Los servicios antiterroristas lusos comparten esta opinión y siguen rastreando los montes de las cercanías de Óbidos y puntos fronterizos en busca de nuevos zulos y revisando alquileres de la región de Coimbra, a la 'caza' de alguna pista sobre Andoni Zengotitabengoa y Oier Gómez, los terroristas que el lunes de la pasada semana abandonaron la casa donde ETA guardaba entre 800 y 1.500 kilos de explosivos, en función de si se atiende a la versión del Gobierno portugués o del español.
Velázquez, durante la tercera la inauguración de la tercera reunión de la Unión Europea para el control del tráfico de explosivos, aseguró que, en cualquier caso, el hallazgo de la vivienda de Óbidos «ha permitido eliminar una base logística fundamental» de la banda terrorista en Portugal. El 'número dos' de Interior, Antonio Camacho, también destacó ayer el golpe del país vecino, que «ha impedido la utilización de una ingente cantidad de explosivos», y recordó que el descubrimiento de la base operativa de ETA en suelo luso lanza un «mensaje muy claro» a la organización: «Allá donde vaya, allá donde pretenda llevar sus fábricas de la muerte, se encontraran a la policía portuguesa, a la francesa o a la española», apuntó el secretario de Estado para la Seguridad.
'Guerras' de espías
Tanto Velázquez como Camacho se esmeraron en minimizar los desencuentros con las autoridades portuguesas, después de que los ministerios de Interior y Justicia desmintieran al Gobierno y redujeran a la mitad el arsenal encontrado.

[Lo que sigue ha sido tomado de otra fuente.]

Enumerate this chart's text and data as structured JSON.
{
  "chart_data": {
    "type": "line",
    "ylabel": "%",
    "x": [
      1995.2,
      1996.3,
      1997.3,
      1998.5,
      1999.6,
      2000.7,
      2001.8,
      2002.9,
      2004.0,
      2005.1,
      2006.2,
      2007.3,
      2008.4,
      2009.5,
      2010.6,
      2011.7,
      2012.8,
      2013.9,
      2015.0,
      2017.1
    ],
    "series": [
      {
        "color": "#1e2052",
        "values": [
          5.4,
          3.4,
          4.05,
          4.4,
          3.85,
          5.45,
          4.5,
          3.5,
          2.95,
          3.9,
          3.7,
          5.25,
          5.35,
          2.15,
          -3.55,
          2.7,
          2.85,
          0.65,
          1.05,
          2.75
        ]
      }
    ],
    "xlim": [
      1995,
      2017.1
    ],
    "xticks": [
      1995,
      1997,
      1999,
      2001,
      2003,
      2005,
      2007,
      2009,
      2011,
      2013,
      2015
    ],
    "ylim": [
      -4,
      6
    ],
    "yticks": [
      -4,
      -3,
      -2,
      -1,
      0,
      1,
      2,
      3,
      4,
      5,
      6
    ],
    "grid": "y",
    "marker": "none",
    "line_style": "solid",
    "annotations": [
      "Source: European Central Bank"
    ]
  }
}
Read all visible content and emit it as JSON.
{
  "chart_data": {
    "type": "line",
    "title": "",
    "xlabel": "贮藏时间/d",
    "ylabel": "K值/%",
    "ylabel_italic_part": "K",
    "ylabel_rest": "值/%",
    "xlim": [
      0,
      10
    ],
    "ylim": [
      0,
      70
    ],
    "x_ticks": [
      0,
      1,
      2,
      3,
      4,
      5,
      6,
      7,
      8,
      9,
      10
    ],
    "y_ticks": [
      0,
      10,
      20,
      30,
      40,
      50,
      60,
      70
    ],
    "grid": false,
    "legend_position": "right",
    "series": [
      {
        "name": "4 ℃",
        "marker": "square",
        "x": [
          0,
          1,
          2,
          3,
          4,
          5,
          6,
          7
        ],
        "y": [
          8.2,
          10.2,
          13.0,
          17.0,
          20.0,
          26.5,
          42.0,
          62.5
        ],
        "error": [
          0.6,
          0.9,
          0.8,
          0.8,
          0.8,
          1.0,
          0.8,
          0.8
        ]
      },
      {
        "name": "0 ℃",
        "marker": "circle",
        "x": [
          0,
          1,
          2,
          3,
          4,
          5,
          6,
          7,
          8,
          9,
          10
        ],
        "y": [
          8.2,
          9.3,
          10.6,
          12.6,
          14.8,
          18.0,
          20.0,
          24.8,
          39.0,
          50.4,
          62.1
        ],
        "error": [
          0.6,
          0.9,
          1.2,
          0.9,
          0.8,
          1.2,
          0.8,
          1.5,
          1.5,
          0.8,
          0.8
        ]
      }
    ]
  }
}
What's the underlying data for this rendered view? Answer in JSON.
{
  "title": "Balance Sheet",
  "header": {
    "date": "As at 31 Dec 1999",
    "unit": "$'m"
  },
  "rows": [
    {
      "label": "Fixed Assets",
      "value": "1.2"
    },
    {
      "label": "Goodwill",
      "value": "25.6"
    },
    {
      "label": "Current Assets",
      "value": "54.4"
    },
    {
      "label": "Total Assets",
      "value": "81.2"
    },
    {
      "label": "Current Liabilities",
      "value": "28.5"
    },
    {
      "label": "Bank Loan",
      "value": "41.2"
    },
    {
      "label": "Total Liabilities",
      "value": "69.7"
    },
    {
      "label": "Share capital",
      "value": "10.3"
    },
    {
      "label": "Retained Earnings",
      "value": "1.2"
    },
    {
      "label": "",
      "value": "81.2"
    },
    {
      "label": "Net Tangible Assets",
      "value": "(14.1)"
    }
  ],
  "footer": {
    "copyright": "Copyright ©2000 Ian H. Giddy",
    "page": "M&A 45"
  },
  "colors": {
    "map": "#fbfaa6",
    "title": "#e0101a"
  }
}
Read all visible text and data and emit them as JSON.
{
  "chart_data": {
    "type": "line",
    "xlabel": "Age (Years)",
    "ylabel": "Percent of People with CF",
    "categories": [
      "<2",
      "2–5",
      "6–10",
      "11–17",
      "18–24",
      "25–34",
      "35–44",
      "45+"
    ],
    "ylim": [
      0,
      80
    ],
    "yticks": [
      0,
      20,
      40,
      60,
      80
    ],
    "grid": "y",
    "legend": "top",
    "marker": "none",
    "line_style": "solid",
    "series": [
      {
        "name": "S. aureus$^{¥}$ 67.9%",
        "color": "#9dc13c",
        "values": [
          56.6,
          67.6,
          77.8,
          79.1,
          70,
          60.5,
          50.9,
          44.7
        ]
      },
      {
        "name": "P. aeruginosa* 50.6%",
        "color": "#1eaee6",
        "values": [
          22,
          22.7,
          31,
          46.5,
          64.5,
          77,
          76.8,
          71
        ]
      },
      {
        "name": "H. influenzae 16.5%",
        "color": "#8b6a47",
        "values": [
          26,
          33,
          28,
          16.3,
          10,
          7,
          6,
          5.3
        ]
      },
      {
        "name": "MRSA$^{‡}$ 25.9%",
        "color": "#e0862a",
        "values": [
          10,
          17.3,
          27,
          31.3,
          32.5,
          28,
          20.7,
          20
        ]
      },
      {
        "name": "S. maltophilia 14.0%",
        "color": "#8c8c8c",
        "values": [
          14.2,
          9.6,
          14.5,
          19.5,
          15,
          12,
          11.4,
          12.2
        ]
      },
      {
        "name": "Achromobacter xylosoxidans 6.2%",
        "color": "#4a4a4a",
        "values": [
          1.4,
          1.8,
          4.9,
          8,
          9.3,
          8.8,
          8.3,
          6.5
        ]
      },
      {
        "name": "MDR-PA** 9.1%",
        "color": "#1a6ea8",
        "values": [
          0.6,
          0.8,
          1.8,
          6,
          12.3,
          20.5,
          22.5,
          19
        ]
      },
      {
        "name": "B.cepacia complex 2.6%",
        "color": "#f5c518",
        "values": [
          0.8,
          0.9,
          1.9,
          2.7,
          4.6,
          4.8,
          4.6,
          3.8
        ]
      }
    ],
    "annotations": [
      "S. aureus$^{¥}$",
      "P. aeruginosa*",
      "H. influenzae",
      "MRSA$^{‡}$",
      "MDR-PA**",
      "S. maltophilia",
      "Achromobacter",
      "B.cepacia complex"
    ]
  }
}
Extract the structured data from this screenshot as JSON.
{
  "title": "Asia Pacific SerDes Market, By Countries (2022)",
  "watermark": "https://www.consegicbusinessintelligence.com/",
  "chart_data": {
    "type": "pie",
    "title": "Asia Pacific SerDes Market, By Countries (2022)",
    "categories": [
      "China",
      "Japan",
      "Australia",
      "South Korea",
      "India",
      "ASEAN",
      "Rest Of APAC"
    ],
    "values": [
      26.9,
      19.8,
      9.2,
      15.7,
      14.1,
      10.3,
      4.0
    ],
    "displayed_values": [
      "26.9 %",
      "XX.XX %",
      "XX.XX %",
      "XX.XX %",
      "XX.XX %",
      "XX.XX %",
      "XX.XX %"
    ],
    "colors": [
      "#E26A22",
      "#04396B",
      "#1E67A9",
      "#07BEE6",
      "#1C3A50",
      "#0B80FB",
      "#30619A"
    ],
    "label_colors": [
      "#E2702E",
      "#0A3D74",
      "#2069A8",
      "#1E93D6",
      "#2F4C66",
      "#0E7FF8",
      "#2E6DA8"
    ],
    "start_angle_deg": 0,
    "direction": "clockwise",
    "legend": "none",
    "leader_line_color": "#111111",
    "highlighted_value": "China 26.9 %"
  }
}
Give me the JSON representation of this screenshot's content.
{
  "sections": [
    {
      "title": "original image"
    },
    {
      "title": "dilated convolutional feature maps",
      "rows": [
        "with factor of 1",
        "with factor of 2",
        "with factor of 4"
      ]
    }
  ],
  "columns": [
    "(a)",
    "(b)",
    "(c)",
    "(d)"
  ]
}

El secretario de Estado restó importancia a la polémica al recalcar que hay «coincidencia absoluta» entre España y Portugal en la lucha antiterrorista y apuntó que las relaciones entre ambos países son «estrechas»
El director de las fuerzas de seguridad, que tachó de «irrelevante» la diferencia de 700 kilos de explosivos entre las estimaciones de Madrid y Lisboa, fue incluso más allá y afirmó que Interior «ha hablado durante estos días continuamente con las autoridades portuguesas», a las que volvió a felicitar por la «excelente operación».
Las alabanzas desde Madrid coincidieron en el tiempo con otro nuevo roce bilateral: la filtración de que agentes del Centro Nacional de Inteligencia a la búsqueda de pistas sobre ETA fueron localizados en el país vecino por funcionarios de la Dirección de Comunicaciones y Sistema de Información de la Guardia Nacional Republicana (GNR). El CNI, según fuentes policiales lusas, ocultó a sus homólogos portugueses del Servicio de Informaciones y Seguridad el motivo de su viaje y no compartieron la información sobre ETA. El enfado entre los mandos operativos de la Policía Judiciaria y, sobre todo, de la GNR seguía siendo ayer patente. Los responsables de ambos cuerpos se quejaron de que, frente al férreo silencio oficial impuesto por Lisboa, el Ministerio del Interior español no dudó en facilitar datos sobre el material encontrado en Óbidos, lo que les ha valido a las autoridades lusas todo tipo de críticas por su secretismo.